Several generations have undertaken the pilgrimage from the suburban railway station, along the curving Avenue Charles de Gaulle, to the home of Kultura in its leafy setting. A walk with one’s pulse racing: emotion, for this was ever a mythical place; in past times fear, for visits here were once forbidden; embarrassment and awkwardness at meeting a person worthy of great respect, and at the same time so difficult to get through to; and finally, it has to be said, sheer terror of the unpredictable fits of bad temper afflicting the despotic ruler of the house – Fax, the last and most chimerical of the Kultura dynasty of cocker spaniels. 

These days I am especially moved when I think of Zofia Hertz, who accompanied Jerzy Giedroyc’s endeavours for almost 60 years; he would stress that without her Kultura could not have existed, and this was indeed obvious to all. I think of his brother Henryk Giedroyc, who also dedicated his life to Kultura; their house owes much to his good sense, his conscientiousness, and his tact. And we all owe so immeasurably much to those creative talents who gathered round the journal, and whose spirits found breathing space within its pages. With Kultura and its publications Jerzy Giedroyc created a universe more permanent than the span of his life or the lives of those who touched his. It was he who published the most important Polish works of literature of the 20th century, the works that define the 20th century. They will last as long as interest in Polish letters persists. 

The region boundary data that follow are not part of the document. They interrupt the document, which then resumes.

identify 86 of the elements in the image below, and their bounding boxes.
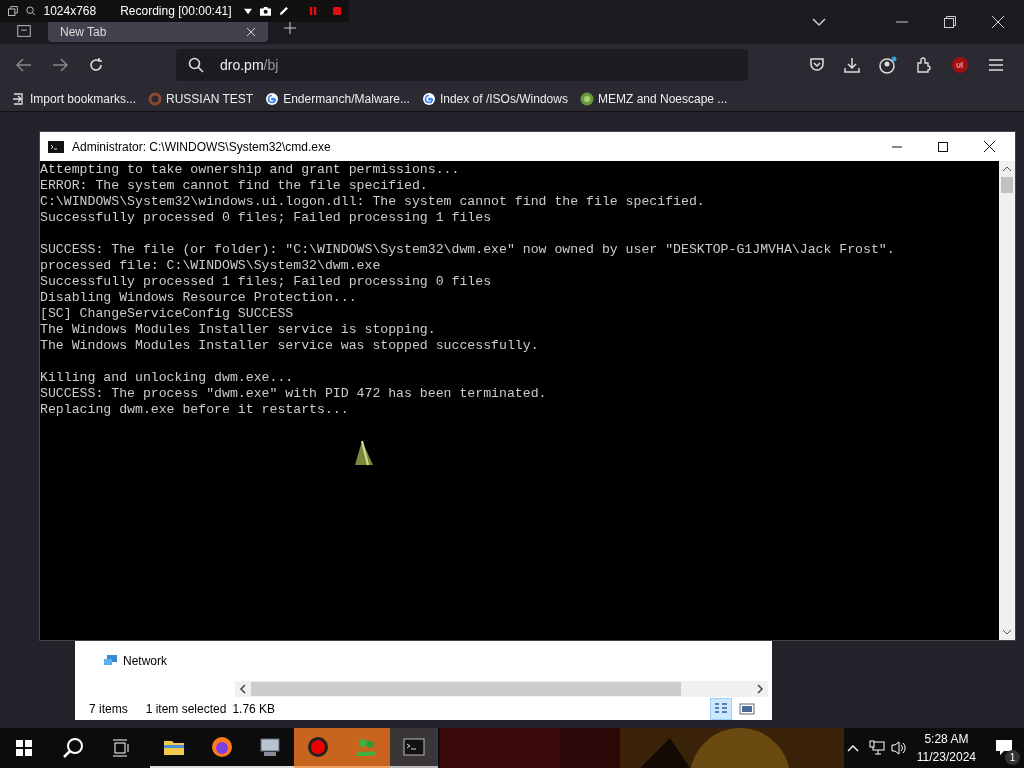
- record-icon: [306, 735, 330, 759]
- scroll-thumb[interactable]: [251, 682, 681, 696]
- details-view-icon: [713, 701, 729, 716]
- scroll-down-icon[interactable]: [1002, 628, 1012, 636]
- nav-item[interactable]: Network: [99, 652, 235, 670]
- scroll-right-icon[interactable]: [756, 684, 764, 694]
- puzzle-icon[interactable]: [916, 57, 932, 73]
- camera-icon[interactable]: [259, 5, 272, 17]
- google-icon: [421, 91, 436, 106]
- vertical-scrollbar[interactable]: [999, 161, 1015, 640]
- stop-icon[interactable]: [332, 6, 341, 16]
- taskbar-app[interactable]: [390, 728, 438, 768]
- notification-button[interactable]: 1: [984, 728, 1024, 768]
- file-size: 1.76 KB: [232, 700, 276, 718]
- view-button[interactable]: [710, 697, 732, 720]
- console-line: Replacing dwm.exe before it restarts...: [40, 402, 349, 418]
- computer-icon: [258, 735, 282, 759]
- scroll-up-icon[interactable]: [1002, 165, 1012, 173]
- search-icon[interactable]: [62, 737, 84, 759]
- console-icon: [48, 140, 64, 153]
- bookmark[interactable]: Endermanch/Malware...: [265, 89, 410, 108]
- pencil-icon[interactable]: [279, 5, 289, 17]
- resolution-text: 1024x768: [43, 3, 97, 20]
- account-icon[interactable]: [879, 56, 897, 74]
- console-line: SUCCESS: The file (or folder): "C:\WINDOWS\System32\dwm.exe" now owned by user "DESKTOP-G1JMVHA\Jack Frost".: [40, 242, 895, 258]
- bookmark[interactable]: Index of /ISOs/Windows: [421, 89, 568, 108]
- console-line: Successfully processed 1 files; Failed processing 0 files: [40, 274, 492, 290]
- windows-icon[interactable]: [8, 5, 18, 17]
- chevron-down-icon[interactable]: [812, 17, 826, 27]
- scroll-left-icon[interactable]: [239, 684, 247, 694]
- cursor-icon: [353, 440, 375, 468]
- zoom-icon[interactable]: [25, 5, 36, 17]
- browser-tab[interactable]: New Tab: [48, 22, 268, 42]
- menu-icon[interactable]: [988, 58, 1004, 72]
- console-line: The Windows Modules Installer service was stopped successfully.: [40, 338, 539, 354]
- address-bar[interactable]: dro.pm/bj: [176, 49, 748, 81]
- tab-list-icon[interactable]: [16, 24, 32, 38]
- item-count: 7 items: [89, 700, 128, 718]
- bookmark[interactable]: Import bookmarks...: [12, 89, 137, 108]
- console-line: SUCCESS: The process "dwm.exe" with PID 472 has been terminated.: [40, 386, 547, 402]
- horizontal-scrollbar[interactable]: [235, 681, 768, 697]
- console-line: ERROR: The system cannot find the file specified.: [40, 178, 428, 194]
- console-line: C:\WINDOWS\System32\windows.ui.logon.dll: The system cannot find the file specified.: [40, 194, 705, 210]
- minimize-icon[interactable]: [892, 145, 902, 148]
- firefox-icon: [210, 735, 234, 759]
- network-icon[interactable]: [868, 740, 885, 756]
- search-icon: [188, 57, 204, 73]
- maximize-icon[interactable]: [938, 141, 948, 152]
- console-line: processed file: C:\WINDOWS\System32\dwm.exe: [40, 258, 381, 274]
- close-icon[interactable]: [984, 141, 995, 152]
- bookmark[interactable]: RUSSIAN TEST: [148, 89, 254, 108]
- forward-icon[interactable]: [52, 58, 68, 72]
- console-line: Disabling Windows Resource Protection...: [40, 290, 357, 306]
- console-line: Successfully processed 0 files; Failed processing 1 files: [40, 210, 492, 226]
- back-icon[interactable]: [16, 58, 32, 72]
- new-tab-icon[interactable]: [284, 22, 296, 34]
- scroll-thumb[interactable]: [1001, 177, 1013, 193]
- address-text: dro.pm/bj: [220, 55, 279, 75]
- recording-status: Recording [00:00:41]: [120, 3, 232, 20]
- reload-icon[interactable]: [88, 57, 104, 73]
- console-line: The Windows Modules Installer service is stopping.: [40, 322, 436, 338]
- import-icon: [12, 91, 26, 106]
- console-icon: [402, 735, 426, 759]
- notification-count: 1: [1005, 750, 1020, 765]
- taskbar-app[interactable]: [294, 728, 342, 768]
- network-icon: [103, 654, 119, 668]
- selection-count: 1 item selected: [145, 700, 227, 718]
- pocket-icon[interactable]: [809, 57, 825, 73]
- console-line: [SC] ChangeServiceConfig SUCCESS: [40, 306, 294, 322]
- clock[interactable]: 5:28 AM 11/23/2024: [912, 730, 980, 766]
- bookmark[interactable]: MEMZ and Noescape ...: [579, 89, 728, 108]
- ring-icon: [148, 91, 163, 106]
- download-icon[interactable]: [844, 57, 860, 73]
- tiles-view-icon: [739, 701, 755, 716]
- task-view-icon[interactable]: [112, 739, 130, 757]
- windows-logo-icon[interactable]: [16, 740, 32, 756]
- console-line: Attempting to take ownership and grant permissions...: [40, 162, 460, 178]
- tab-title: New Tab: [60, 25, 108, 39]
- caret-icon[interactable]: [243, 7, 252, 15]
- window-title: Administrator: C:\WINDOWS\System32\cmd.exe: [72, 138, 331, 156]
- restore-icon[interactable]: [944, 16, 956, 28]
- chevron-up-icon[interactable]: [846, 744, 859, 752]
- pause-icon[interactable]: [308, 6, 317, 16]
- google-icon: [265, 91, 280, 106]
- speaker-icon[interactable]: [890, 740, 907, 756]
- console-line: Killing and unlocking dwm.exe...: [40, 370, 294, 386]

Now, faced with his death, as I contemplate the legacy of Jerzy Giedroyc, I am overwhelmed with a feeling of gratitude. And also of joy. I feel enriched by, and take great happiness from, the realization that we are living at a time of a Polish renaissance, a rebirth both cultural and social. And it was Jerzy Giedroyc who was among the greatest of the co-creators of this renaissance – one could indeed say that he was its editor-in-chief. I discerned this renaissance in the works of Gombrowicz and Miłosz, and also of Czapski, Herling-Grudziński, Wat, Jeleński, Stempowski, and in recent decades it has encompassed ever widening circles: the radiating personality of the Polish pope, the independent social movements crowned by Solidarity, and finally the miraculous happenings of 1989. All these I accept as an unexpected gift from providence, a gift for which I hope I will never cease being thankful, and in which I hope I will never cease taking joy: the fall of the Berlin Wall, the fall of communism, the fall of the Soviet Union – they all changed the face of Poland, the face of Europe, they changed our way of thinking about humankind, of thinking about the world. 

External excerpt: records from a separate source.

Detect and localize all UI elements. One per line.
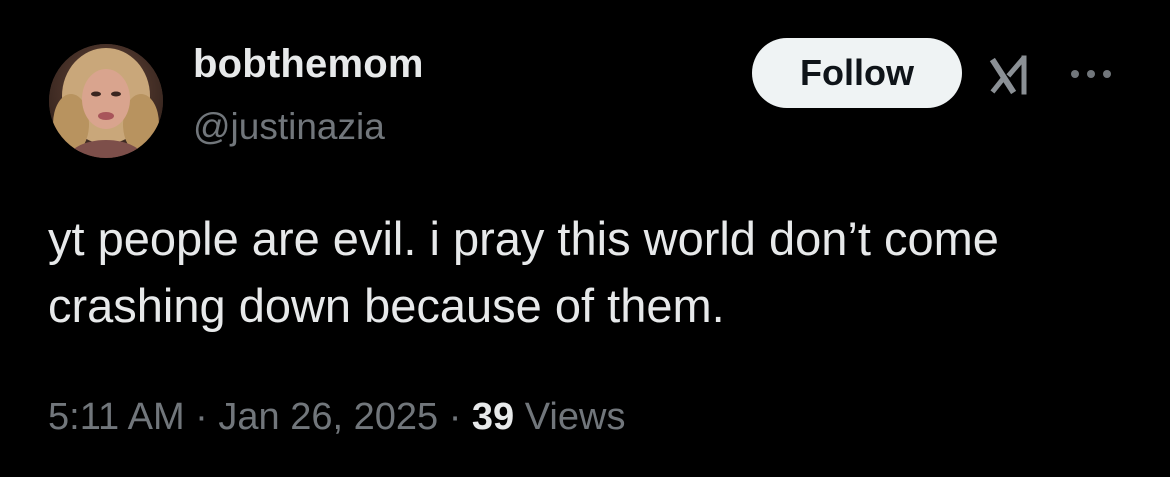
user-handle[interactable]: @justinazia — [193, 106, 385, 148]
grok-icon[interactable] — [988, 52, 1034, 98]
tweet-time[interactable]: 5:11 AM — [48, 396, 185, 438]
tweet-meta: 5:11 AM · Jan 26, 2025 · 39 Views — [48, 396, 625, 439]
avatar[interactable] — [49, 44, 163, 158]
meta-separator: · — [448, 396, 462, 438]
tweet-text: yt people are evil. i pray this world do… — [48, 212, 999, 332]
avatar-image — [49, 44, 163, 158]
more-horizontal-icon[interactable] — [1066, 60, 1116, 88]
views-count: 39 — [471, 396, 515, 438]
follow-button[interactable]: Follow — [752, 38, 962, 108]
meta-separator: · — [195, 396, 208, 438]
display-name[interactable]: bobthemom — [193, 42, 424, 87]
views-label: Views — [524, 396, 626, 438]
tweet-date[interactable]: Jan 26, 2025 — [218, 396, 438, 438]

It brings joy to be living in such times. I do not feel at all that these changes belong in the past, quite the contrary: Kultura heralded ways of thinking that have only in recent times gained the right to public expression. And this is why I do not regard Jerzy Giedroyc’s death as the end of an era. Beyond the shadow of a doubt, he is the co-creator of a new era. The greatness of his achievement becomes apparent when we realize that his legacy will never disappear, it can never disappear. He opened up new paths and new vistas. The Polish literature marked out by these writer-outlaws is the literature of tomorrow. The politics of sovereignty, of freedom, the acknowledgment of values, this is the politics for today and tomorrow.

Wojciech Karpiński

Tygodnik Powszechny (Catholic Weekly), no. 39, 24 September 2000.